By expanding the viewpoint well beyond the process of evaluating alternatives, many people use the theory to examine the nature of the organizational structure, the psychological and social reactions of individuals and groups, and analysis of value considerations with respect to goals, communication networks, and incentives. The scientific approach to decision making involves some of the following factors:
1. Defining the problem
2. Collecting all relevant information
3. Developing alternatives
4. Examining all the alternatives and the solutions
5. Testing the solutions, (if you can make this possible)
6. Selecting a course of action
7. Implementing the action.
8. Evaluating the results of the action
6. The Mathematical School
In this group, we have those theorists who see management as a system of mathematical models and processes. According to the approach of the Mathematical school, decision-making is a logical process that can be expressed in terms of mathematical symbols and relationships. This approach forces the analyst to define a problem and allows for the insertion of symbols through a logical methodology which provides a powerful tool for solving complex phenomena.
Modern managers may normally face some of the following problems:
1. Increase in the size and complexity of organizational structures
2. Increase in paperwork, which stifles the ability to produce
4. The need for instantaneous management response in the decision-making areas, which requires an up-to date, accurate and comprehensive information
5. Increase in demands on management with fewer budgets
6. Increase in the number of people to be dealt with by government and business structures
7. The Systems Approach School
This school is of recent origin having developed in the later 1960s. It is an integrated approach, which considers management in its totality based on empirical data. According to this approach, attention must be paid to the overall effectiveness of a subsystem in isolation from the other subsystems. The main emphasis is on the interdependence and inter-relatedness of the various subsystems, from the point of view of the effectiveness of a large system. Its essential features are as follows:
- A system has a number of subsystems, parts, and subparts.
- All the subsystems, parts, and subparts are mutually related to each other. A change in one part will affect the changes in other parts.
- The systems approach emphasizes the study of the various parts in their interrelationships rather than in isolation from each other.
- The systems approach to management brings out the complexity of a real-life management problem much more sharply than any of the other approaches.
- It can be utilized by any other school of management thought.
The boundary of a system may be classified into two parts:
1. Closed system that has no environment. This part implies that no outside systems are to be considered.

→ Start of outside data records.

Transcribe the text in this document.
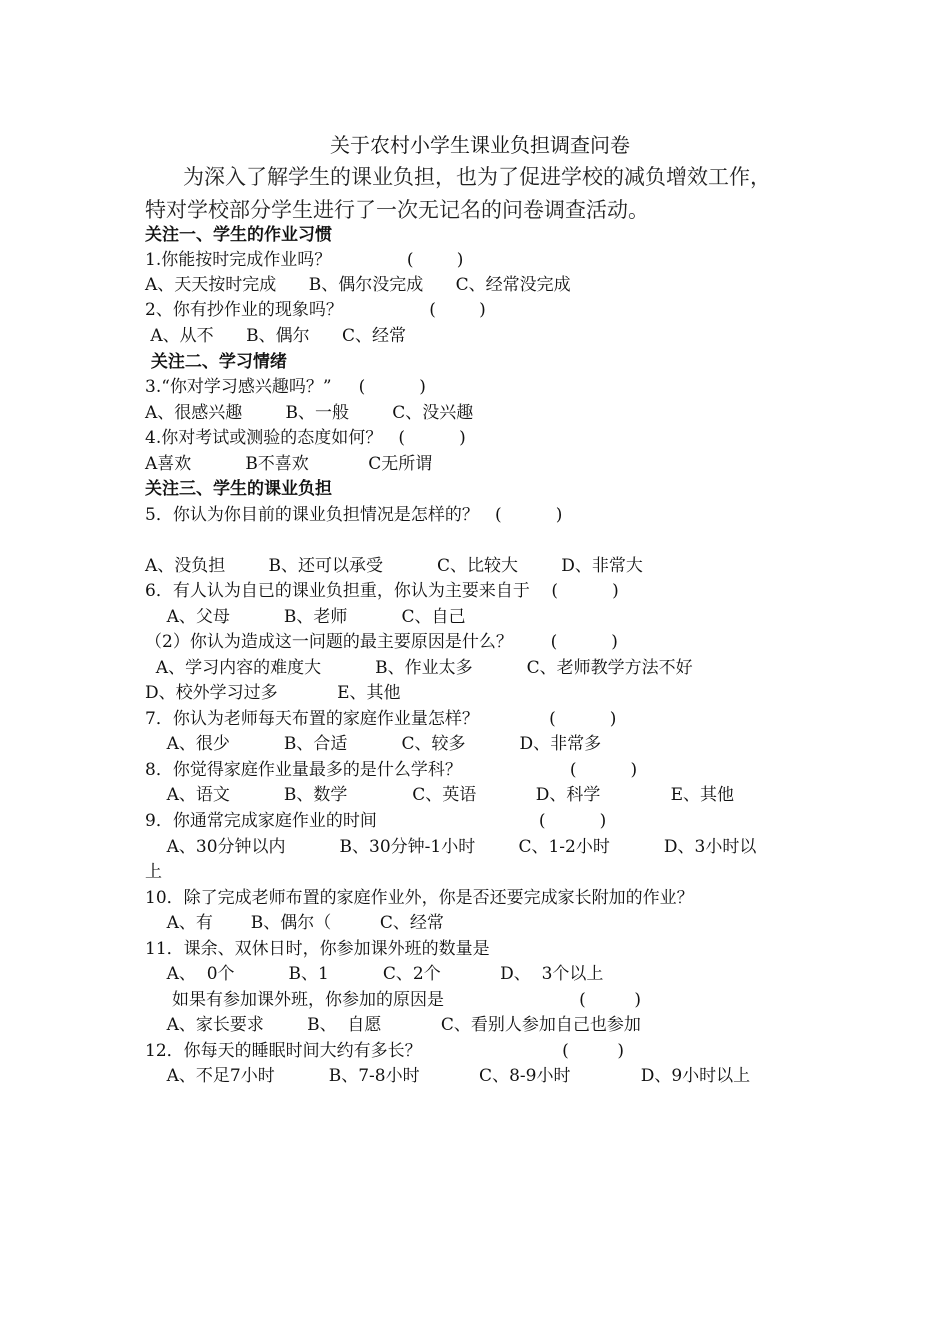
关于农村小学生课业负担调查问卷
为深入了解学生的课业负担，也为了促进学校的减负增效工作，
特对学校部分学生进行了一次无记名的问卷调查活动。
关注一、学生的作业习惯
1.你能按时完成作业吗？              (        )
A、天天按时完成      B、偶尔没完成      C、经常没完成
2、你有抄作业的现象吗？                (        )
A、从不      B、偶尔      C、经常
关注二、学习情绪
3.“你对学习感兴趣吗？”     (          )
A、很感兴趣        B、一般        C、没兴趣
4.你对考试或测验的态度如何？   (          )
A喜欢          B不喜欢           C无所谓
关注三、学生的课业负担
5．你认为你目前的课业负担情况是怎样的？   (          )
A、没负担        B、还可以承受          C、比较大        D、非常大
6．有人认为自已的课业负担重，你认为主要来自于    (          )
A、父母          B、老师          C、自己
（2）你认为造成这一问题的最主要原因是什么？       (          )
A、学习内容的难度大          B、作业太多          C、老师教学方法不好
D、校外学习过多           E、其他
7．你认为老师每天布置的家庭作业量怎样？             (          )
A、很少          B、合适          C、较多          D、非常多
8．你觉得家庭作业量最多的是什么学科？                    (          )
A、语文          B、数学            C、英语           D、科学             E、其他
9．你通常完成家庭作业的时间                              (          )
A、30分钟以内          B、30分钟-1小时        C、1-2小时          D、3小时以
上
10．除了完成老师布置的家庭作业外，你是否还要完成家长附加的作业？
A、有       B、偶尔（         C、经常
11．课余、双休日时，你参加课外班的数量是
A、  0个          B、1          C、2个           D、  3个以上
如果有参加课外班，你参加的原因是                         (         )
A、家长要求        B、  自愿           C、看别人参加自己也参加
12．你每天的睡眠时间大约有多长？                          (         )
A、不足7小时          B、7-8小时           C、8-9小时             D、9小时以上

2. Open system that has an environment. This part implies that it possesses systems with which it relates, exchanges, and communicates.
8. The Contingency Approach School of Management
The contingency approach to management emphasizes the fact that management is a highly practice-oriented and action-packed discipline.
Managerial decisions and actions initiatives are known to be matters of pragmatism and not of principles. The environment of organizations and managers is very complex, uncertain, ever-changing, and diverse. It is the basic function of managers to analyze and understand the environments in which they function before adopting their techniques, processes, and practices.
The choice of approaches and also their effectiveness is contingent on the behavior and dynamics of situational variables. But, there is no one universally valid best way of doing things. Management theory and principles tend to be deterministic, while the pace, pattern and behavior of events defy the deterministic or dogmatic approaches. What is valid and good in a particular situation need not be the same in some other situation.